Rei urged him to try the boomerang out. Blowing the wood shavings off, the major stood up and threw it with a practiced hand. It sailed into the clear, nearly cloudless afternoon sky, making a faint whirring sound as it cut through the air.

“It’s not coming back.” The boomerang traced a large circular path and then fell about fifteen meters away from them. “Was it because of the wind?”

“This doesn’t even count as a wind,” said the major as he went to retrieve the boomerang. “I made one that always came back, no matter the wind conditions or how badly it flew.”

He sat back down and took his knife to the wood again while Rei sprawled out at his side, looking up at the sky.

“Did it break?”

“What?”

“That perfect boomerang. The one you said you made.”

“I broke it. Actually, I didn’t make it to begin with. A computer did. I fed it the requirements and it executed thousands of simulations in a virtual airspace before spitting out the wing shape data. Then I input the data into a digitally controlled tooling machine and manufactured it. That was Unit 1.”

“I take it from your tone that it didn’t work.”

“The virtual airspace in the computer wasn’t a close enough model to real airspace. Next, I got the idea of putting an accelerometer into the wing and then fed that data into the computer. It could do variable pitch and all sorts of things. The one I fitted with a leading edge flap control was the best. That was Unit 2.”

“And what about Unit 3?” asked Rei as he spit out a bitter stalk of grass he’d been chewing. “Was that one perfect?”

The major stopped whittling and pointed his knife at the scar on his cheek. “This was the result. The wound that sent me to Faery. Ruined my good looks too.”

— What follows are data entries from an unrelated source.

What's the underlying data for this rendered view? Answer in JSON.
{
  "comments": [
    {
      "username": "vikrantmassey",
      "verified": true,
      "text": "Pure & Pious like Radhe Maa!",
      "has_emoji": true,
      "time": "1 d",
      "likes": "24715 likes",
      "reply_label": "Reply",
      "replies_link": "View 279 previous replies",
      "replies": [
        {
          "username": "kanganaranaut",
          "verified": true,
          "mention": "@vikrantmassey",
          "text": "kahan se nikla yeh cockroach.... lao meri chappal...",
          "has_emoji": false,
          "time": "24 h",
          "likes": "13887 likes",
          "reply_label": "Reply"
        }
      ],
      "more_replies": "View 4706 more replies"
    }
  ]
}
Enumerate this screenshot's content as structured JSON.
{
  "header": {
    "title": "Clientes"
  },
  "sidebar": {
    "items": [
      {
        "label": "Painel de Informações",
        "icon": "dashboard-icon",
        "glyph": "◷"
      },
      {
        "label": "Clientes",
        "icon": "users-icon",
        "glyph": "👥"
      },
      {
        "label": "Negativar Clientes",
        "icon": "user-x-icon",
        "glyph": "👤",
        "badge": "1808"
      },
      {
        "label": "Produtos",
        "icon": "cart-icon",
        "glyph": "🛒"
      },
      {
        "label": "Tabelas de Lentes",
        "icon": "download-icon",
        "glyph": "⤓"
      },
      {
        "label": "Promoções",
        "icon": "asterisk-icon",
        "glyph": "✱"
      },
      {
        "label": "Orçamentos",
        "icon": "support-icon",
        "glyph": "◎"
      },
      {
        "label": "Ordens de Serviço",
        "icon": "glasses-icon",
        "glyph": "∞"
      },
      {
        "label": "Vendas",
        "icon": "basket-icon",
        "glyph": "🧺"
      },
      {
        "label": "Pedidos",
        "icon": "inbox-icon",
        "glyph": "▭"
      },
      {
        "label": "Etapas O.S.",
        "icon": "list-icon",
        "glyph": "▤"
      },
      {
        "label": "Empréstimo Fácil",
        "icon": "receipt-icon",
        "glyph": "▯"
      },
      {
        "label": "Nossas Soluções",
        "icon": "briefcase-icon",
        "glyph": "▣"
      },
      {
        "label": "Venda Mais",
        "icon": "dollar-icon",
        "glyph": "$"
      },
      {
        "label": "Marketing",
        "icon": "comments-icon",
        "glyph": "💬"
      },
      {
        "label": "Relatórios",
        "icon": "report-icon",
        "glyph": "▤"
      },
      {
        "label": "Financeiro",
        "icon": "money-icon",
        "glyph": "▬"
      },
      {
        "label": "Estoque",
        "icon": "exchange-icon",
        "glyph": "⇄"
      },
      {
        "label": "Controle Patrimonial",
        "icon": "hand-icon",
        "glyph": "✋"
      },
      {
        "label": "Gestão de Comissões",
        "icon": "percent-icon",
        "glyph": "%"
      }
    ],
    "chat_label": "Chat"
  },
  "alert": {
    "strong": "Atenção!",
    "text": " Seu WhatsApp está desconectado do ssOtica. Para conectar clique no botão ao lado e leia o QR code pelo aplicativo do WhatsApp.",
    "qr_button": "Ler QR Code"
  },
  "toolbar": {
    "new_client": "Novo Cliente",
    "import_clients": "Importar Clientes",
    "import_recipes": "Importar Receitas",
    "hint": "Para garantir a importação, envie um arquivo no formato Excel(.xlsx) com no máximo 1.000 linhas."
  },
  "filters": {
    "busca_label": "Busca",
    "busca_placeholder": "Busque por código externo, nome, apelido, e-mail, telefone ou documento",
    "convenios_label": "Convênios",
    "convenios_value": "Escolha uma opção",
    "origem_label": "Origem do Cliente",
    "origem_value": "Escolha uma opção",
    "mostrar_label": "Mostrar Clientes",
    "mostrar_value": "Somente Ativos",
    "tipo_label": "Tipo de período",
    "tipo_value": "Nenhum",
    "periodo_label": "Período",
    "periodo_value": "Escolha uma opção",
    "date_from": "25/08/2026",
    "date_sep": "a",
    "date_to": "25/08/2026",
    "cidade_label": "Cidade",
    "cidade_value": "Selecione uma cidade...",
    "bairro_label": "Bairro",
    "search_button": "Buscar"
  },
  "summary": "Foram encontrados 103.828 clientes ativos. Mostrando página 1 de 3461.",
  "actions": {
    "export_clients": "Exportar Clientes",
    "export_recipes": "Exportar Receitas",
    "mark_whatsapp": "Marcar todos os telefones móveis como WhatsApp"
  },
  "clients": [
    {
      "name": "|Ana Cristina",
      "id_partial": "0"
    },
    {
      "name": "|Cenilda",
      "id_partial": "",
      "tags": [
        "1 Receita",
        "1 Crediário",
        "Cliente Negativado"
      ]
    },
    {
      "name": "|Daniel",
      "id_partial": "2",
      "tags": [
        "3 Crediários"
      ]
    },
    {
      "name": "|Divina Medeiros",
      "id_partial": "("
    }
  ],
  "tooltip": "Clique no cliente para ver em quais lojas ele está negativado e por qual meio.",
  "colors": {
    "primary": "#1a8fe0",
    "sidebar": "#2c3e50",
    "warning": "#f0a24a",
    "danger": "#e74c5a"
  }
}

“I didn’t know that,” Rei said, raising himself up on his elbows and peering at the major’s cheek. “You got that scar from a boomerang?”

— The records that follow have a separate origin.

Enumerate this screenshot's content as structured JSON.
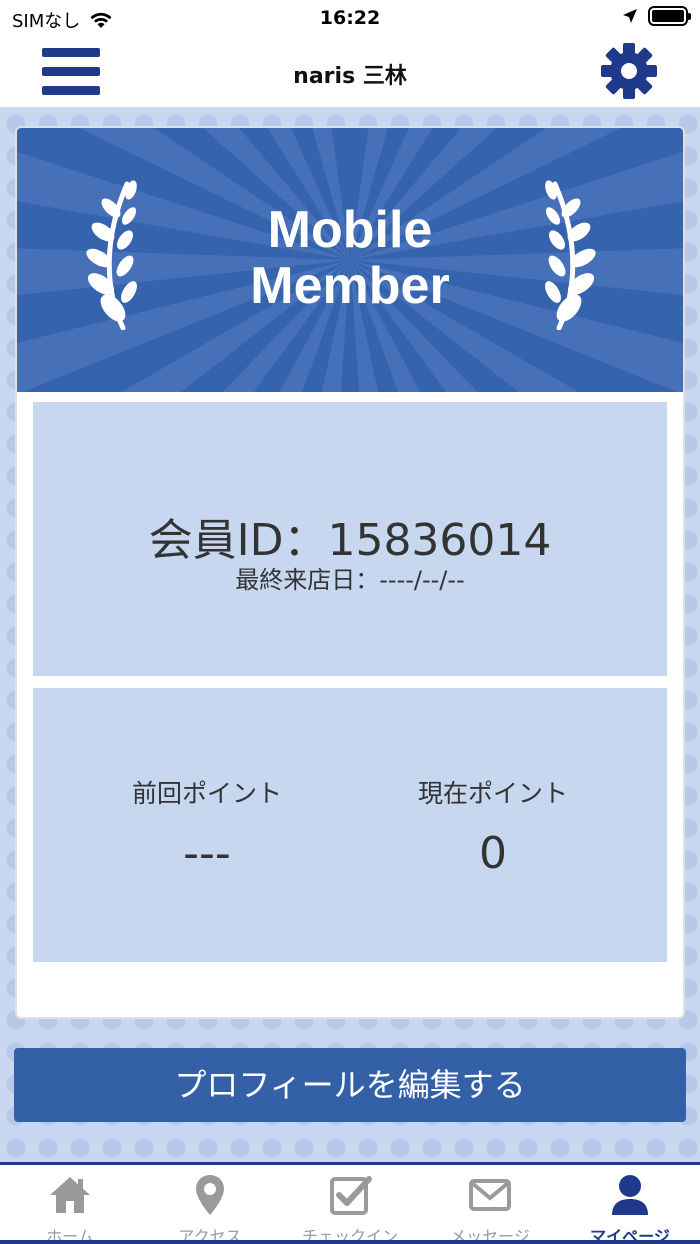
{
  "status_bar": {
    "carrier": "SIMなし",
    "time": "16:22"
  },
  "header": {
    "title": "naris 三林"
  },
  "card": {
    "banner_line1": "Mobile",
    "banner_line2": "Member",
    "member_id_text": "会員ID：15836014",
    "last_visit_text": "最終来店日：----/--/--",
    "previous_points_label": "前回ポイント",
    "previous_points_value": "---",
    "current_points_label": "現在ポイント",
    "current_points_value": "0"
  },
  "edit_profile_label": "プロフィールを編集する",
  "tabs": [
    {
      "label": "ホーム",
      "icon": "home-icon"
    },
    {
      "label": "アクセス",
      "icon": "map-pin-icon"
    },
    {
      "label": "チェックイン",
      "icon": "checkin-icon"
    },
    {
      "label": "メッセージ",
      "icon": "envelope-icon"
    },
    {
      "label": "マイページ",
      "icon": "user-icon"
    }
  ],
  "colors": {
    "accent": "#1f3a8a",
    "button": "#3460a8",
    "panel": "#c7d7f0"
  }
}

“It was fast. It pitched back at me from an angle I didn’t expect, and I couldn’t dodge it. Even though it had enough load resistance to give me a nasty clip, it still flew past me, made another turn, and came back again. I barely managed to catch it. I’d designed it to come back in a way that would make it easy to catch, but how it actually flew… It made that decision itself, based on the conditions at that moment. I never wanted to throw it again after that.”

“Did you put a rocket motor on it or something?”

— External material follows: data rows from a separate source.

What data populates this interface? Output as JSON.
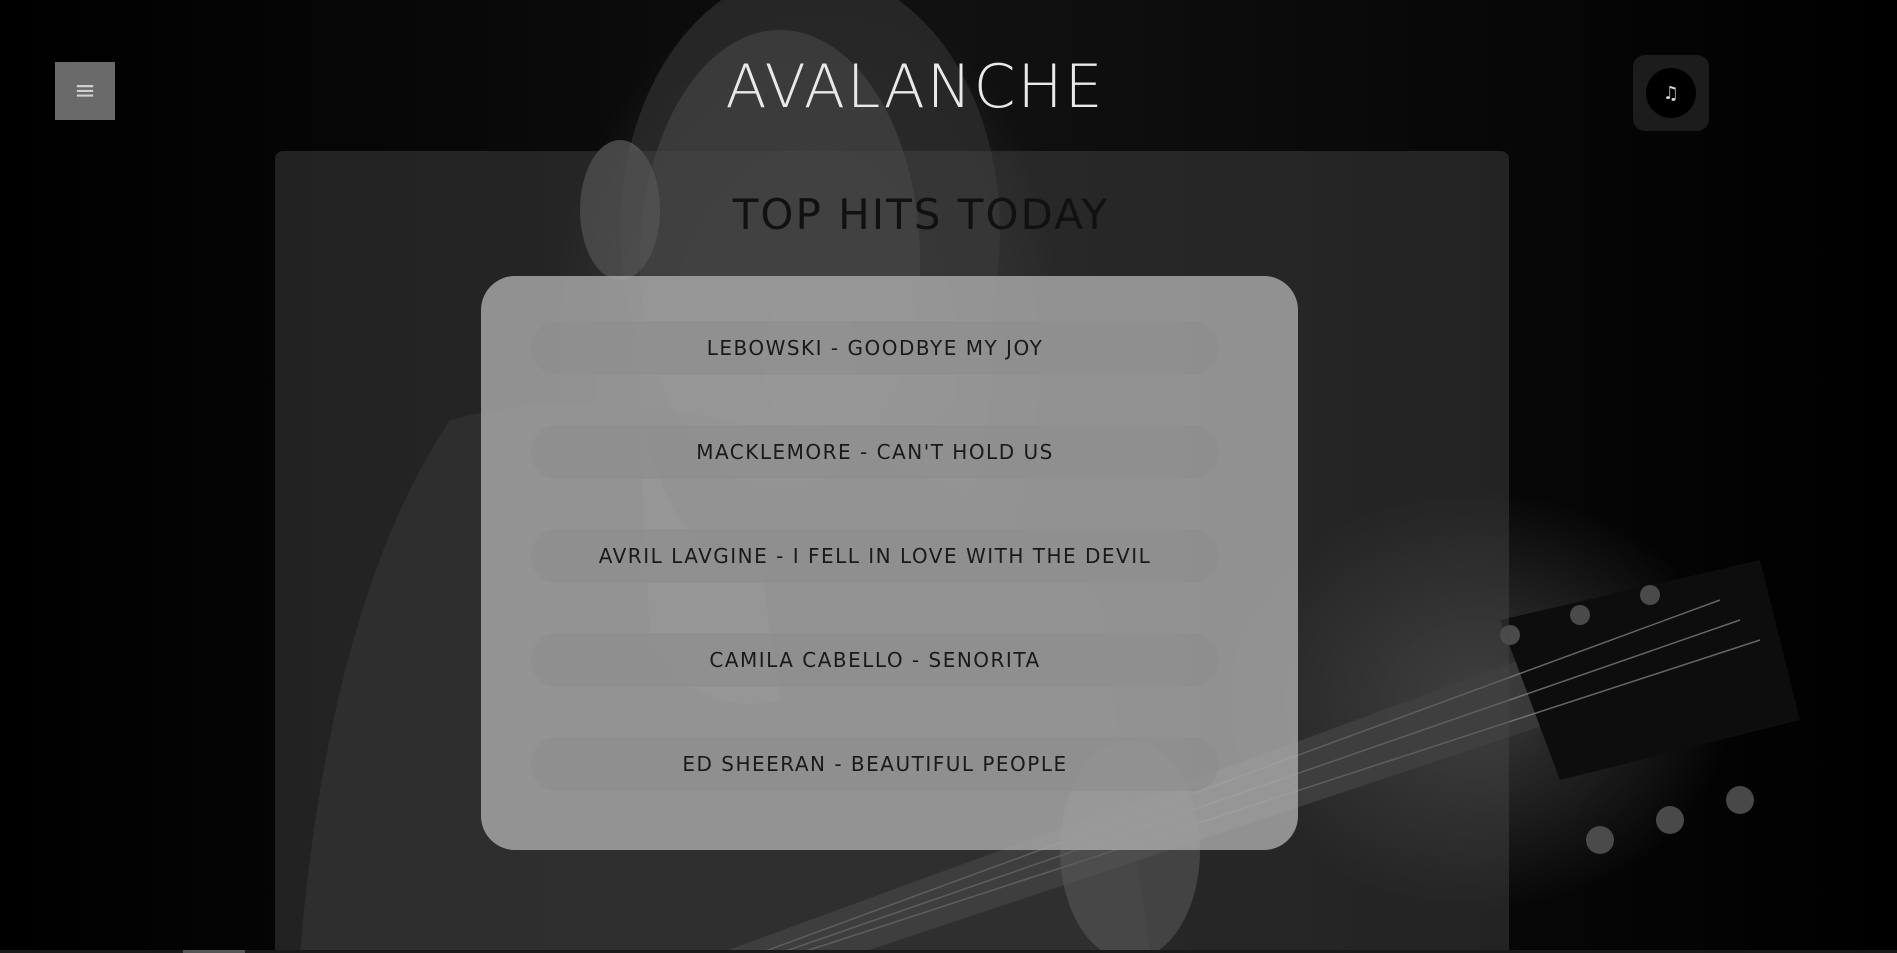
{
  "header": {
    "logo": "AVALANCHE",
    "menu_icon": "≡",
    "music_icon": "♫"
  },
  "main": {
    "title": "TOP HITS TODAY",
    "songs": [
      "LEBOWSKI - GOODBYE MY JOY",
      "MACKLEMORE - CAN'T HOLD US",
      "AVRIL LAVGINE - I FELL IN LOVE WITH THE DEVIL",
      "CAMILA CABELLO - SENORITA",
      "ED SHEERAN - BEAUTIFUL PEOPLE"
    ]
  }
}
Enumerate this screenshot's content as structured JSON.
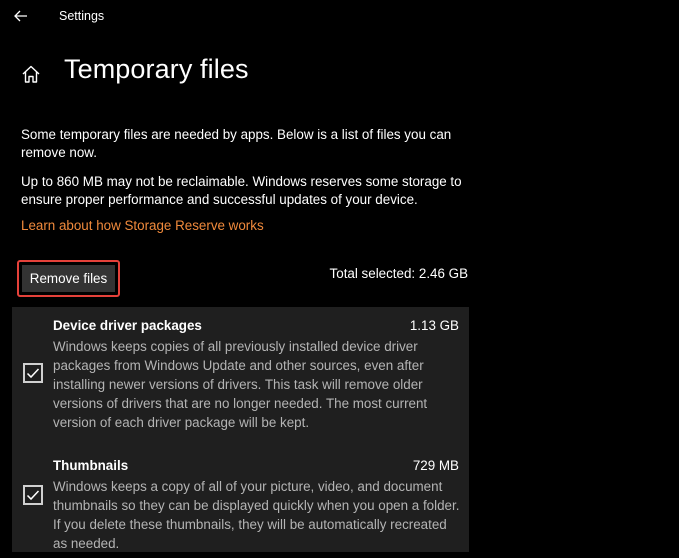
{
  "window": {
    "title": "Settings",
    "back_icon": "arrow-left-icon"
  },
  "header": {
    "home_icon": "home-icon",
    "title": "Temporary files"
  },
  "intro": {
    "p1": "Some temporary files are needed by apps. Below is a list of files you can remove now.",
    "p2": "Up to 860 MB may not be reclaimable. Windows reserves some storage to ensure proper performance and successful updates of your device.",
    "link": "Learn about how Storage Reserve works"
  },
  "actions": {
    "remove_label": "Remove files",
    "total_selected": "Total selected: 2.46 GB"
  },
  "items": [
    {
      "name": "Device driver packages",
      "size": "1.13 GB",
      "checked": true,
      "description": "Windows keeps copies of all previously installed device driver packages from Windows Update and other sources, even after installing newer versions of drivers. This task will remove older versions of drivers that are no longer needed. The most current version of each driver package will be kept."
    },
    {
      "name": "Thumbnails",
      "size": "729 MB",
      "checked": true,
      "description": "Windows keeps a copy of all of your picture, video, and document thumbnails so they can be displayed quickly when you open a folder. If you delete these thumbnails, they will be automatically recreated as needed."
    }
  ],
  "colors": {
    "background": "#000000",
    "link": "#f08a3c",
    "highlight": "#e5413a",
    "panel": "#1f1f1f",
    "button": "#333333"
  }
}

“No. In the end, it was just a boomerang. But I’d installed a super-layered, single-chip artificial intelligence LSI into it. Since I could never get the feedback control to work, it was necessary to give it a control method to let it look ahead.”

“Predictive control, you mean?”

“Yeah. I threw the prototype boomerang again and again. Each time, the LSI would judge the conditions, master them, search for the causes of failure, and gradually learn to accurately predict them and respond instantly. Since the learning function was coded into the circuitry of the AI unit’s hardware, I didn’t even have to teach it the basic process. I just ordered it to use all the data from its sensors to adjust its flight path so that it would return to the launch point. That’s it. I flew it for six months and eventually lost the ability to predict how it would fly. Just when I was thinking that it was getting kind of dangerous, wham! I got three stitches from it. The doctor was clumsy and it hurt like hell. I thought about suing the wanker for malpractice, but he’s a doctor in the SAF. And since I’m technically his CO, I’d have to sue myself too.”

Booker re-sheathed the knife and stretched. He got up, brushed bits of grass off his fatigues, and threw the boomerang. It flew level and then climbed steeply from about twenty meters away, tracing a large arc.

“That’s the real thing,” the major said. “Machines are too stiff to fly naturally.” The wooden boomerang flew gracefully and landed lightly. “That’s why I can’t stand them.”

“Is that a warning, or are you being ironic?” Rei asked. He had a hard time taking that statement seriously from a man whose livelihood was building and operating advanced mechatronics.

“Take it however you want,” the major answered in his usual offhand manner. “My likes and dislikes have nothing to do with you.”